Title I:  Frequently Asked Questions

    How does a school get to be Title I?


    Schools receive funding based on the percentage of students who receive Free and Reduced Meals. 


    My child does not receive Free and Reduced Meals; how can he/she get Title I services?  


    As a school, we qualify for Title I FUNDING based on the percentage of students who receive Free and Reduced Meals.  Admission into Title I services is solely based on a student’s academic performance.  Anyone is eligible if they qualify academically.  (Economic status is not a consideration.)


    Is there a stigma attached to Title I?

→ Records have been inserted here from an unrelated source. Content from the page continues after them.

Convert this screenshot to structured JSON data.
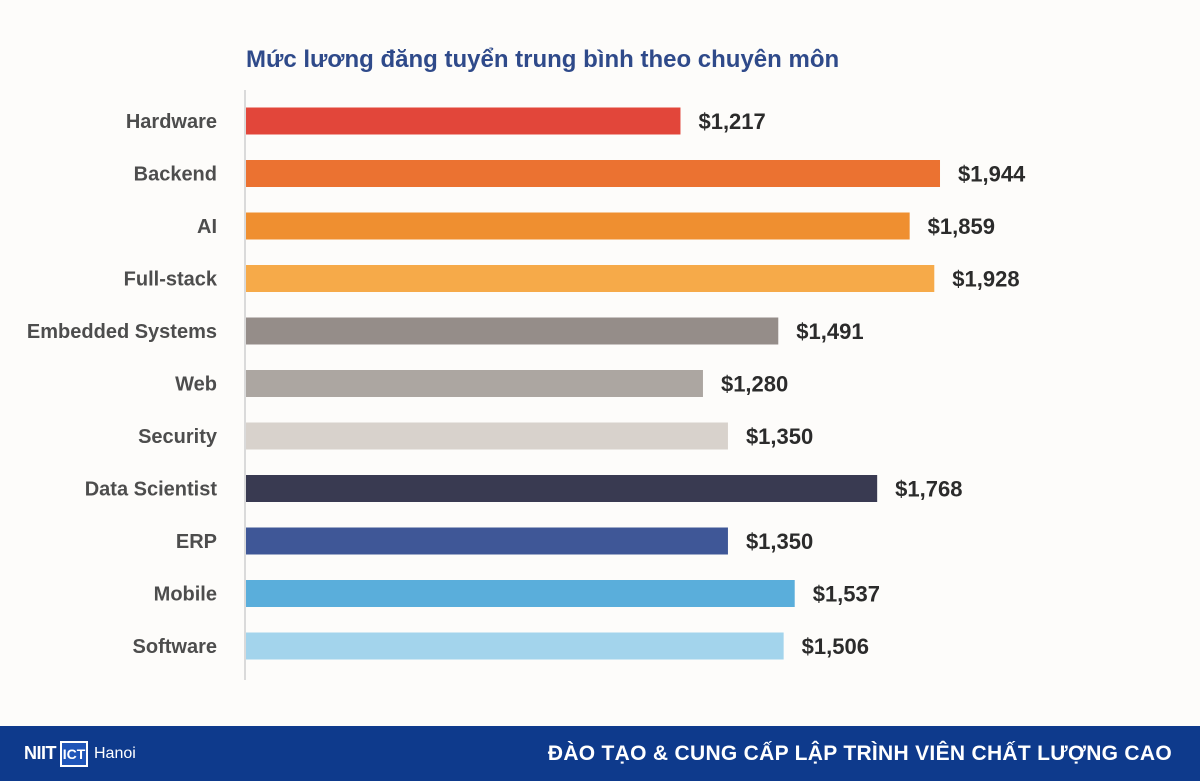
{
  "chart_data": {
    "type": "bar",
    "orientation": "horizontal",
    "title": "Mức lương đăng tuyển trung bình theo chuyên môn",
    "categories": [
      "Hardware",
      "Backend",
      "AI",
      "Full-stack",
      "Embedded Systems",
      "Web",
      "Security",
      "Data Scientist",
      "ERP",
      "Mobile",
      "Software"
    ],
    "values": [
      1217,
      1944,
      1859,
      1928,
      1491,
      1280,
      1350,
      1768,
      1350,
      1537,
      1506
    ],
    "value_labels": [
      "$1,217",
      "$1,944",
      "$1,859",
      "$1,928",
      "$1,491",
      "$1,280",
      "$1,350",
      "$1,768",
      "$1,350",
      "$1,537",
      "$1,506"
    ],
    "colors": [
      "#e2463a",
      "#eb7231",
      "#ef8f30",
      "#f6aa49",
      "#958d89",
      "#aca6a1",
      "#d8d2cc",
      "#393a51",
      "#3f5797",
      "#5aaedb",
      "#a3d4ec"
    ],
    "xlim": [
      0,
      2000
    ],
    "grid": false,
    "legend": "none"
  },
  "footer": {
    "logo_mark": "NIIT",
    "logo_box": "ICT",
    "logo_city": "Hanoi",
    "slogan": "ĐÀO TẠO & CUNG CẤP LẬP TRÌNH VIÊN CHẤT LƯỢNG CAO"
  }
}
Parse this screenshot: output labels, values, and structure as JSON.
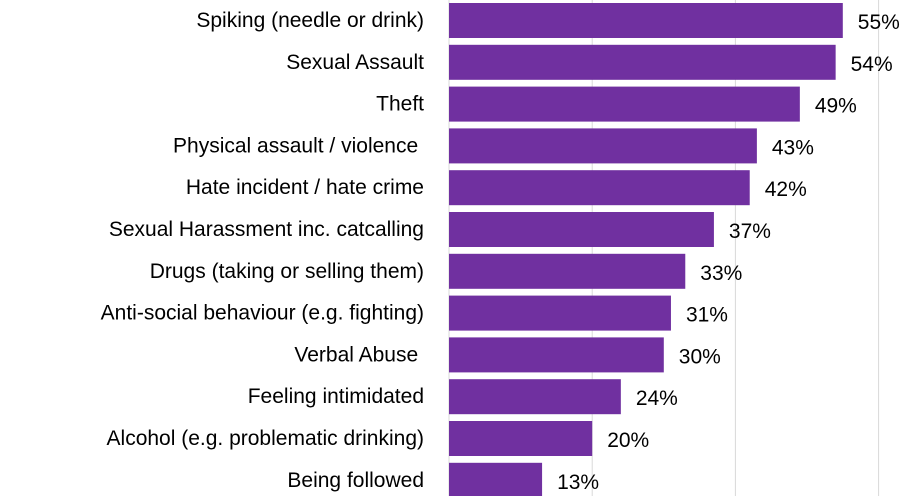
{
  "chart_data": {
    "type": "bar",
    "orientation": "horizontal",
    "categories": [
      "Spiking (needle or drink)",
      "Sexual Assault",
      "Theft",
      "Physical assault / violence ",
      "Hate incident / hate crime",
      "Sexual Harassment inc. catcalling",
      "Drugs (taking or selling them)",
      "Anti-social behaviour (e.g. fighting)",
      "Verbal Abuse ",
      "Feeling intimidated",
      "Alcohol (e.g. problematic drinking)",
      "Being followed"
    ],
    "values": [
      55,
      54,
      49,
      43,
      42,
      37,
      33,
      31,
      30,
      24,
      20,
      13
    ],
    "value_labels": [
      "55%",
      "54%",
      "49%",
      "43%",
      "42%",
      "37%",
      "33%",
      "31%",
      "30%",
      "24%",
      "20%",
      "13%"
    ],
    "xlim": [
      0,
      60
    ],
    "gridlines": [
      20,
      40,
      60
    ],
    "grid": true,
    "bar_color": "#7030a0"
  }
}
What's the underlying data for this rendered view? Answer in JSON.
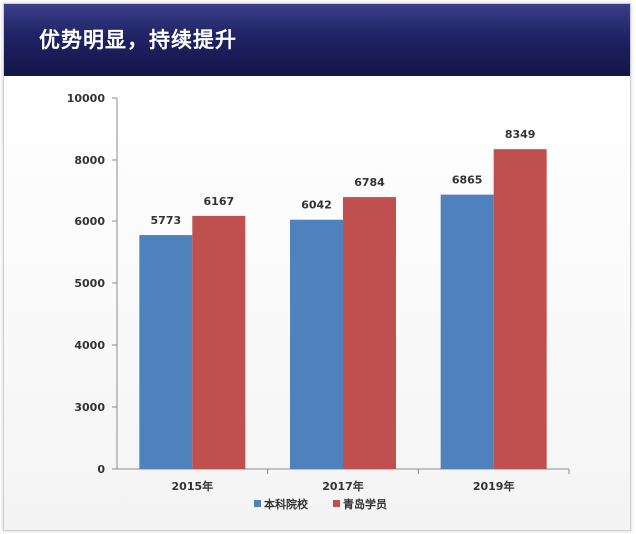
{
  "header": {
    "title": "优势明显，持续提升"
  },
  "chart_data": {
    "type": "bar",
    "title": "",
    "xlabel": "",
    "ylabel": "",
    "categories": [
      "2015年",
      "2017年",
      "2019年"
    ],
    "series": [
      {
        "name": "本科院校",
        "values": [
          5773,
          6042,
          6865
        ]
      },
      {
        "name": "青岛学员",
        "values": [
          6167,
          6784,
          8349
        ]
      }
    ],
    "y_ticks": [
      0,
      3000,
      4000,
      5000,
      6000,
      8000,
      10000
    ],
    "y_tick_labels": [
      "0",
      "3000",
      "4000",
      "5000",
      "6000",
      "8000",
      "10000"
    ],
    "colors": [
      "#4f81bd",
      "#c0504d"
    ],
    "legend_position": "bottom",
    "grid": false
  }
}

    No.  Title I helps students, teachers and parents.  The program can help a child do better in school and feel better about themselves.  It can help teachers understand the needs and concerns of students and parents.  Additionally, the Title I program can help parents understand their child and be more involved in the child’s education.


    If my child gets Title I now does that mean they will always get Title I?


    No.  Each year school staff members revisit and review the procedures and criteria to determine which students qualify for Title I services.  Students may even be dismissed from Title I during a school year if they are performing well.


    When does my child receive Title I services?


    Students do not come out of Reading or Math classes.  Most students are scheduled during Specials, before or after-school, Science/Social Studies or Language Arts for 20 – 30 minutes.


    What benefits are provided through Title I services?


    -          Tutors

    -          Home-school Coordinator

    -          Parent Resource Center

    -          Summer School

    -          Materials of Instruction


    What criteria were used to identify students?


    -          State and County Assessments

    -          Reading Level

    -          Unit Tests

    -          Story Tests

    -          Teacher/Parent Recommendation


    What process is used to identify students?


    A minimum of three criteria are established and a point value is determined for each criterion.  Points are then given to each student based on their data.  For example: 

    Unit Test Average in Math       60% or below = 4 points

                                                    61% - 80% = 2 points

                                                    81% or above = 0 points

    Once a student’s points are determined based on their data and the established criteria, students are ranked from highest to lowest points.  Students are then identified based on greatest need (highest points and teacher input).


    Why do some students receive both reading and math services and some only receive   math or reading?


    Students benefit from Title I services based on academic need.  If students qualify in both areas they will receive tutoring in both reading and math.   However, they may only qualify in one content and not the other.  If this is the case they may receive tutoring in only math OR reading.